Zenay Jordaan lives her rugby dream




Nine years after taking up rugby as a sport, Springbok Women’s star player Zenay Jordaan’s dream of becoming a professional rugby player has become a reality, and she is still in awe since signing her national contract in January.

The slightly built 22-year old, standing at only 1.56m tall, is one of 15 elite Springbok Women’s Sevens players who recently received contracts for the first time in South African rugby history. Adding to this achievement, she was named SARU’s 2013 Women’s Achiever of the Year at the annual awards banquet at Gold Reef City in Johannesburg.

Despite her petite frame, Jordaan certainly has the skill and determination to establish herself as a star attraction on the international women’s rugby circuit.

The Middelburg-born flyhalf started playing rugby at the age of 14 in 2005 and made her way into the national Under-20 and Springbok Women’s teams three years later.

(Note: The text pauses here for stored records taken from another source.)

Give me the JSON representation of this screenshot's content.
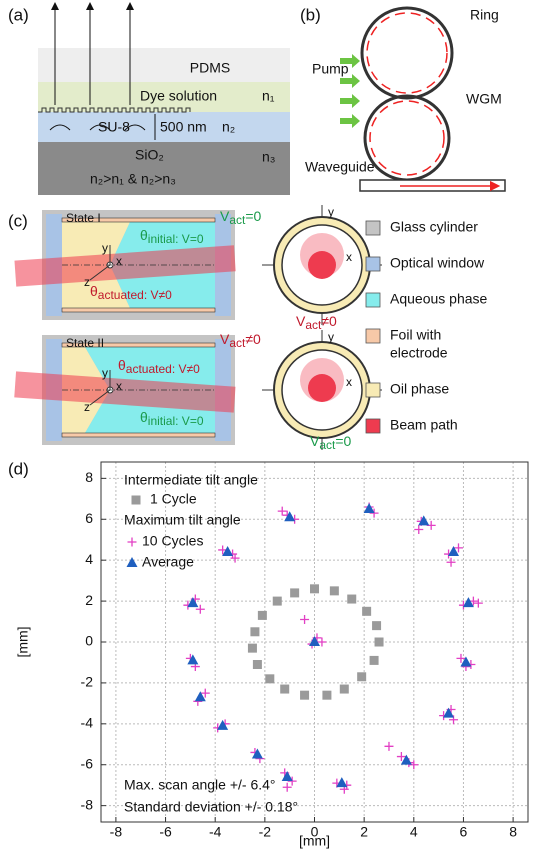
{
  "panels": {
    "a": {
      "label": "(a)",
      "layers": [
        "PDMS",
        "Dye solution",
        "SU-8",
        "SiO₂"
      ],
      "indices": [
        "n₁",
        "n₂",
        "n₃"
      ],
      "thickness": "500 nm",
      "condition": "n₂>n₁ & n₂>n₃"
    },
    "b": {
      "label": "(b)",
      "ring": "Ring",
      "pump": "Pump",
      "wgm": "WGM",
      "waveguide": "Waveguide"
    },
    "c": {
      "label": "(c)",
      "states": [
        "State I",
        "State II"
      ],
      "angles": {
        "initial": {
          "symbol": "θ",
          "sub": "initial: V=0"
        },
        "actuated": {
          "symbol": "θ",
          "sub": "actuated: V≠0"
        }
      },
      "voltages": {
        "zero": {
          "symbol": "V",
          "sub": "act",
          "rest": "=0"
        },
        "nonzero": {
          "symbol": "V",
          "sub": "act",
          "rest": "≠0"
        }
      },
      "axes": [
        "x",
        "y",
        "z"
      ],
      "legend": [
        {
          "lines": [
            "Glass cylinder"
          ],
          "color": "#c4c4c4"
        },
        {
          "lines": [
            "Optical window"
          ],
          "color": "#a8c3e6"
        },
        {
          "lines": [
            "Aqueous phase"
          ],
          "color": "#86ecec"
        },
        {
          "lines": [
            "Foil with",
            "electrode"
          ],
          "color": "#f7c9a8"
        },
        {
          "lines": [
            "Oil phase"
          ],
          "color": "#f8ebb5"
        },
        {
          "lines": [
            "Beam path"
          ],
          "color": "#ee3b4f"
        }
      ]
    },
    "d": {
      "label": "(d)"
    }
  },
  "chart_data": {
    "type": "scatter",
    "xlabel": "[mm]",
    "ylabel": "[mm]",
    "xlim": [
      -8.6,
      8.6
    ],
    "ylim": [
      -8.8,
      8.8
    ],
    "xticks": [
      -8,
      -6,
      -4,
      -2,
      0,
      2,
      4,
      6,
      8
    ],
    "yticks": [
      -8,
      -6,
      -4,
      -2,
      0,
      2,
      4,
      6,
      8
    ],
    "grid": true,
    "legend_titles": [
      "Intermediate tilt angle",
      "Maximum tilt angle"
    ],
    "annotations": [
      "Max. scan angle +/- 6.4°",
      "Standard deviation +/- 0.18°"
    ],
    "series": [
      {
        "name": "1 Cycle",
        "color": "#9a9a9a",
        "marker": "square",
        "x": [
          0.0,
          0.8,
          1.5,
          2.1,
          2.5,
          2.6,
          2.4,
          1.9,
          1.2,
          0.5,
          -0.4,
          -1.2,
          -1.8,
          -2.3,
          -2.5,
          -2.4,
          -2.1,
          -1.5,
          -0.8
        ],
        "y": [
          2.6,
          2.5,
          2.1,
          1.5,
          0.8,
          0.0,
          -0.9,
          -1.7,
          -2.3,
          -2.6,
          -2.6,
          -2.3,
          -1.8,
          -1.1,
          -0.3,
          0.5,
          1.3,
          2.0,
          2.4
        ]
      },
      {
        "name": "10 Cycles",
        "color": "#e23fc4",
        "marker": "plus",
        "x": [
          0.1,
          -0.1,
          0.3,
          2.4,
          2.2,
          4.3,
          4.7,
          4.2,
          5.4,
          5.8,
          5.5,
          6.4,
          6.6,
          6.0,
          6.3,
          5.9,
          6.1,
          5.5,
          5.2,
          5.6,
          3.8,
          3.5,
          4.0,
          1.3,
          0.9,
          1.2,
          -1.2,
          -0.9,
          -1.1,
          -2.4,
          -2.2,
          -3.6,
          -3.9,
          -4.7,
          -4.4,
          -5.0,
          -4.8,
          -4.8,
          -5.1,
          -4.6,
          -3.3,
          -3.7,
          -3.2,
          -1.1,
          -0.8,
          -1.3,
          -0.4,
          3.0
        ],
        "y": [
          0.2,
          -0.1,
          0.0,
          6.3,
          6.6,
          5.9,
          5.7,
          5.5,
          4.3,
          4.6,
          3.9,
          2.0,
          1.9,
          1.8,
          -1.1,
          -0.8,
          -1.2,
          -3.3,
          -3.6,
          -3.8,
          -5.9,
          -5.6,
          -6.0,
          -7.0,
          -6.9,
          -7.2,
          -6.4,
          -6.8,
          -7.1,
          -5.4,
          -5.7,
          -4.0,
          -4.2,
          -2.9,
          -2.5,
          -0.8,
          -1.2,
          2.1,
          1.8,
          1.6,
          4.3,
          4.5,
          4.1,
          6.2,
          6.0,
          6.4,
          1.1,
          -5.1
        ]
      },
      {
        "name": "Average",
        "color": "#1f5fbf",
        "marker": "triangle",
        "x": [
          0.0,
          2.2,
          4.4,
          5.6,
          6.2,
          6.1,
          5.4,
          3.7,
          1.1,
          -1.1,
          -2.3,
          -3.7,
          -4.6,
          -4.9,
          -4.9,
          -3.5,
          -1.0
        ],
        "y": [
          0.0,
          6.5,
          5.9,
          4.4,
          1.9,
          -1.0,
          -3.5,
          -5.8,
          -6.9,
          -6.6,
          -5.5,
          -4.1,
          -2.7,
          -0.9,
          1.9,
          4.4,
          6.1
        ]
      }
    ]
  }
}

She may be one of the youngest players in the squad, but she already boasts an impressive rugby resume which includes playing in two IRB Rugby World Cup Sevens tournaments and a 15-a-side IRB Women’s Rugby World Cup, among other international competitions.

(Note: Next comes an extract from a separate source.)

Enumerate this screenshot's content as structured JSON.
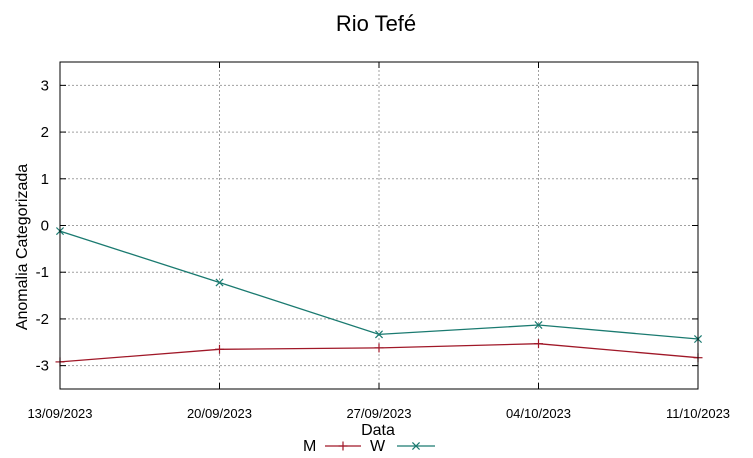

Off the field Jordaan is easy-going and always carries a smile. She enjoys listening to music, watching movies, spending time with family and friends, and playing golf and garden cricket.

Rugby aside, she is a former sprinter and long jump athlete, with her sporty roots stretching back to her parents. Her father is a former Eastern Province rugby player and her mother a former provincial table tennis player. With this background it is no surprise that Jordaan’s parents are not only her biggest fans, but have also been the most influential people in her rugby career.

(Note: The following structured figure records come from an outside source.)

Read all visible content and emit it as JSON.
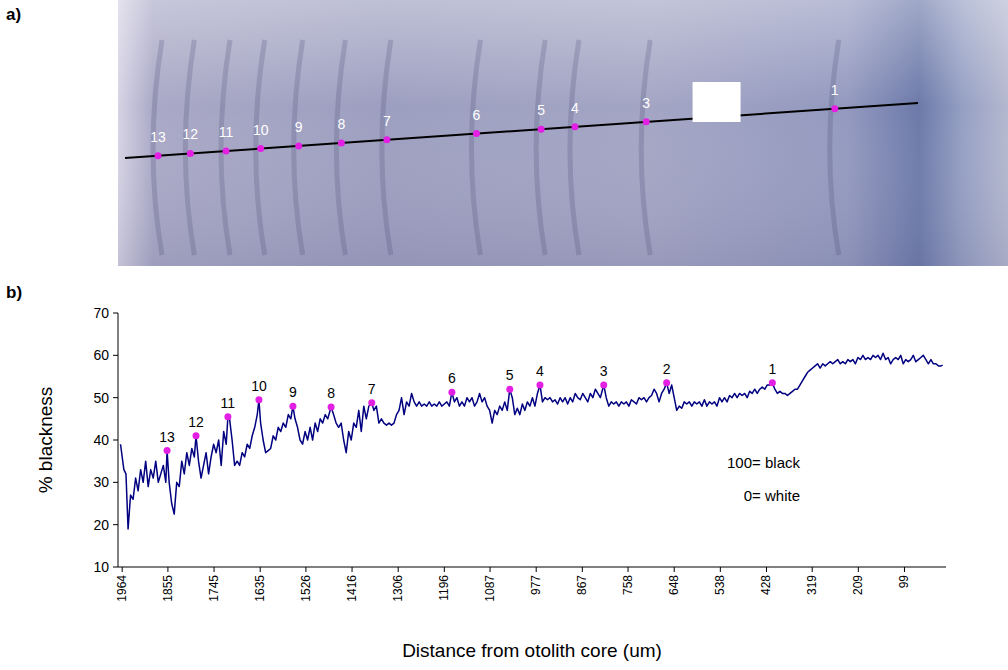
{
  "photo": {
    "letter": "a)",
    "points": [
      {
        "label": "13",
        "distance": 1857
      },
      {
        "label": "12",
        "distance": 1788
      },
      {
        "label": "11",
        "distance": 1712
      },
      {
        "label": "10",
        "distance": 1638
      },
      {
        "label": "9",
        "distance": 1557
      },
      {
        "label": "8",
        "distance": 1466
      },
      {
        "label": "7",
        "distance": 1369
      },
      {
        "label": "6",
        "distance": 1178
      },
      {
        "label": "5",
        "distance": 1040
      },
      {
        "label": "4",
        "distance": 968
      },
      {
        "label": "3",
        "distance": 816
      },
      {
        "label": "1",
        "distance": 414
      }
    ]
  },
  "chart_data": {
    "letter": "b)",
    "type": "line",
    "xlabel": "Distance from otolith core (um)",
    "ylabel": "% blackness",
    "notes": [
      "100= black",
      "0= white"
    ],
    "color": "#000080",
    "grid": false,
    "xlim": [
      1974,
      0
    ],
    "ylim": [
      10,
      70
    ],
    "xticks": [
      1964,
      1855,
      1745,
      1635,
      1526,
      1416,
      1306,
      1196,
      1087,
      977,
      867,
      758,
      648,
      538,
      428,
      319,
      209,
      99
    ],
    "yticks": [
      10,
      20,
      30,
      40,
      50,
      60,
      70
    ],
    "x": [
      1968,
      1960,
      1955,
      1950,
      1944,
      1938,
      1932,
      1926,
      1920,
      1914,
      1908,
      1902,
      1896,
      1890,
      1884,
      1878,
      1872,
      1866,
      1860,
      1857,
      1852,
      1846,
      1840,
      1834,
      1828,
      1822,
      1816,
      1810,
      1804,
      1798,
      1792,
      1788,
      1782,
      1776,
      1770,
      1764,
      1758,
      1752,
      1746,
      1740,
      1734,
      1728,
      1722,
      1716,
      1712,
      1708,
      1702,
      1696,
      1690,
      1684,
      1678,
      1672,
      1666,
      1660,
      1654,
      1648,
      1642,
      1638,
      1634,
      1628,
      1622,
      1616,
      1610,
      1604,
      1598,
      1592,
      1586,
      1580,
      1574,
      1568,
      1562,
      1557,
      1552,
      1546,
      1540,
      1534,
      1528,
      1522,
      1516,
      1510,
      1504,
      1498,
      1492,
      1486,
      1480,
      1474,
      1466,
      1460,
      1454,
      1448,
      1442,
      1436,
      1430,
      1424,
      1418,
      1412,
      1406,
      1400,
      1394,
      1388,
      1382,
      1376,
      1369,
      1364,
      1358,
      1352,
      1346,
      1340,
      1334,
      1328,
      1322,
      1316,
      1310,
      1304,
      1298,
      1292,
      1286,
      1280,
      1274,
      1268,
      1262,
      1256,
      1250,
      1244,
      1238,
      1232,
      1226,
      1220,
      1214,
      1208,
      1202,
      1196,
      1190,
      1184,
      1178,
      1172,
      1166,
      1160,
      1154,
      1148,
      1142,
      1136,
      1130,
      1124,
      1118,
      1112,
      1106,
      1100,
      1094,
      1088,
      1082,
      1076,
      1070,
      1064,
      1058,
      1052,
      1046,
      1040,
      1034,
      1028,
      1022,
      1016,
      1010,
      1004,
      998,
      992,
      986,
      980,
      974,
      968,
      962,
      956,
      950,
      944,
      938,
      932,
      926,
      920,
      914,
      908,
      902,
      896,
      890,
      884,
      878,
      872,
      866,
      860,
      854,
      848,
      842,
      836,
      830,
      824,
      816,
      810,
      804,
      798,
      792,
      786,
      780,
      774,
      768,
      762,
      756,
      750,
      744,
      738,
      732,
      726,
      720,
      714,
      708,
      702,
      696,
      690,
      684,
      678,
      672,
      666,
      660,
      654,
      648,
      642,
      636,
      630,
      624,
      618,
      612,
      606,
      600,
      594,
      588,
      582,
      576,
      570,
      564,
      558,
      552,
      546,
      540,
      534,
      528,
      522,
      516,
      510,
      504,
      498,
      492,
      486,
      480,
      474,
      468,
      462,
      456,
      450,
      444,
      438,
      432,
      426,
      420,
      414,
      408,
      402,
      396,
      390,
      384,
      378,
      372,
      366,
      360,
      354,
      348,
      342,
      336,
      330,
      324,
      318,
      312,
      306,
      300,
      294,
      288,
      282,
      276,
      270,
      264,
      258,
      252,
      246,
      240,
      234,
      228,
      222,
      216,
      210,
      204,
      198,
      192,
      186,
      180,
      174,
      168,
      162,
      156,
      150,
      144,
      138,
      132,
      126,
      120,
      114,
      108,
      102,
      96,
      90,
      84,
      78,
      72,
      66,
      60,
      54,
      48,
      42,
      36,
      30,
      24,
      18,
      12,
      8
    ],
    "values": [
      39,
      33,
      32,
      19,
      27,
      26,
      31,
      28,
      33,
      30,
      35,
      29,
      33,
      31,
      35,
      30,
      32,
      34,
      30,
      37.5,
      30,
      25,
      22.5,
      30,
      29,
      35,
      32,
      37,
      34,
      38,
      36,
      41,
      35,
      31,
      34,
      37,
      32,
      36,
      39,
      37,
      40,
      34,
      42,
      39,
      45.5,
      45,
      40,
      34,
      35,
      34,
      37,
      36,
      39,
      38,
      41,
      43,
      46,
      49.5,
      44,
      40,
      37,
      37.5,
      38,
      41,
      40,
      43,
      42,
      44,
      43,
      46,
      45,
      48,
      45,
      43,
      40,
      39,
      42,
      40,
      43,
      40,
      44,
      42,
      45,
      44,
      46,
      45,
      47.8,
      46,
      44,
      43,
      44,
      40,
      37,
      42,
      40,
      44,
      43,
      47,
      42,
      48,
      45,
      48,
      48.8,
      47,
      48,
      44,
      45,
      44,
      43.5,
      44,
      43.5,
      44,
      46,
      47,
      50,
      46,
      49,
      48,
      51,
      49,
      48,
      49,
      48,
      48.5,
      48,
      49,
      48,
      48.5,
      48,
      49,
      48,
      48.5,
      49,
      48,
      51.3,
      49,
      50,
      48,
      49,
      48,
      50,
      49,
      50,
      48,
      49,
      51,
      49,
      50,
      48,
      47,
      44,
      47,
      46,
      48,
      47,
      49,
      47,
      52,
      50,
      46,
      47.5,
      46,
      48.5,
      47,
      49,
      48,
      50,
      48,
      51,
      53,
      49,
      50,
      49.5,
      50,
      49,
      49.5,
      48.5,
      50,
      49,
      50,
      48.5,
      50,
      49,
      51,
      50,
      49.5,
      51,
      50,
      49,
      51,
      50,
      52,
      51,
      50,
      53,
      50,
      48,
      49,
      48.5,
      49,
      48,
      49,
      48.5,
      49,
      48,
      49.5,
      49,
      48.5,
      50,
      49.5,
      50,
      49,
      50,
      50.5,
      52,
      51,
      49,
      51,
      52,
      53.5,
      51,
      53,
      50,
      47,
      48,
      47.5,
      49,
      48.5,
      49,
      48,
      49,
      48.5,
      49,
      48,
      49.5,
      48,
      49,
      48.5,
      49,
      48,
      50,
      49,
      50,
      49,
      50.5,
      50,
      51,
      50,
      51,
      50.5,
      51,
      50,
      51.5,
      51,
      52,
      51,
      52,
      52.5,
      52,
      53,
      53,
      53.5,
      52,
      51,
      51.5,
      51,
      51,
      50.5,
      51,
      51.5,
      52,
      52,
      53,
      54,
      55,
      56,
      56.5,
      57,
      57.5,
      58,
      57,
      58,
      57.5,
      58,
      58.5,
      58,
      58.5,
      59,
      58,
      58.5,
      58,
      59,
      58.5,
      59,
      58,
      59.5,
      59,
      60,
      59,
      59.5,
      59,
      60,
      59.5,
      60,
      59,
      60.5,
      59,
      59.5,
      58,
      59,
      59.5,
      59,
      60,
      58,
      59,
      58.5,
      59,
      60,
      58.5,
      59,
      59.5,
      60,
      59,
      58,
      59,
      58,
      58,
      57.5,
      57.5,
      57.7
    ],
    "annotations": [
      {
        "label": "13",
        "x": 1857,
        "y": 37.5
      },
      {
        "label": "12",
        "x": 1788,
        "y": 41
      },
      {
        "label": "11",
        "x": 1712,
        "y": 45.5
      },
      {
        "label": "10",
        "x": 1638,
        "y": 49.5
      },
      {
        "label": "9",
        "x": 1557,
        "y": 48
      },
      {
        "label": "8",
        "x": 1466,
        "y": 47.8
      },
      {
        "label": "7",
        "x": 1369,
        "y": 48.8
      },
      {
        "label": "6",
        "x": 1178,
        "y": 51.3
      },
      {
        "label": "5",
        "x": 1040,
        "y": 52
      },
      {
        "label": "4",
        "x": 968,
        "y": 53
      },
      {
        "label": "3",
        "x": 816,
        "y": 53
      },
      {
        "label": "2",
        "x": 666,
        "y": 53.5
      },
      {
        "label": "1",
        "x": 414,
        "y": 53.5
      }
    ],
    "marker_color": "#e41fe4"
  }
}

Her deep-rooted passion for rugby started in their presence as a young girl watching rugby on television at home, and playing the occasional game in the street with the boys in her neighbourhood.

“As a youngster I spent weekend’s watching rugby with my parents, and this sparked my love for the sport,” said Jordaan. “At first I joined the guys playing rugby in my street, but my first meaningful steps in rugby was when I joined the Middelburg Stormers in 2005. After my first training session I never looked back. “

Similarly to most female rugby players Jordaan says there were mixed reactions at home initially about her decision to play rugby, but in the last few years her parents have made every effort to attend her matches when possible.

“My dad was very supportive when I told him I had taken up rugby, but my mother was totally against it. As a result, I had to sneak out of the house to attend training sessions and matches, but it wasn’t long before my mother would arrive at the field looking for me,” she says with a chuckle. “Ironically a few seasons later my mother was the one insisting that my school should grant me permission to travel with SA Under-20 and national teams. My mother remains concerned about potential injuries, but my parents are very proud of me and this has certainly influenced my career.”

Being part of the Elite Springbok Women’s Sevens squad, Jordaan resides with her team-mates in a residential programme in Port Elizabeth supported by the Eastern Province’s Department of Sport, Recreation, Arts and Culture. But given the player’s extensive travels across the Sevens and fifteens codes in the last few years, she has been forced to become independent.

“I am used to being away from home because we have been travelling since I was in the SA Under-20 structures, so it wasn’t a big adjustment to move to Port Elizabeth,” said the young player. “There are days where one longs for your family, but playing rugby for a living has been my dream for many years, and I now have the opportunity to do so in a professional environment, which is a privilege.”

Given her passion for rugby, even the player’s role models are rugby stars, team-mate Lorinda Brown and Springbok Sevens stalwart Cecil Afrika, while her favourite team is the men’s Springbok Sevens side.

In the next three months Jordaan will participate in the Hong Kong Invitational Sevens tournament, an African Sevens tournament in Kenya and the IRB Women’s Sevens World Series in Amsterdam.

She will then turn her attention to fighting for a place in the 26-member squad travelling to the 15-a-side IRB Women’s Rugby World Cup in France from August 1 to 17.

“My two main goals this year are to do my best on the Sevens circuit and to be selected for the Rugby World Cup squad,” said Jordaan. “Every sports man and woman dreams of representing their country. It doesn’t matter how many times you have worn the green and gold jersey in the past, it remains an honour and a privilege to be selected for the national team.”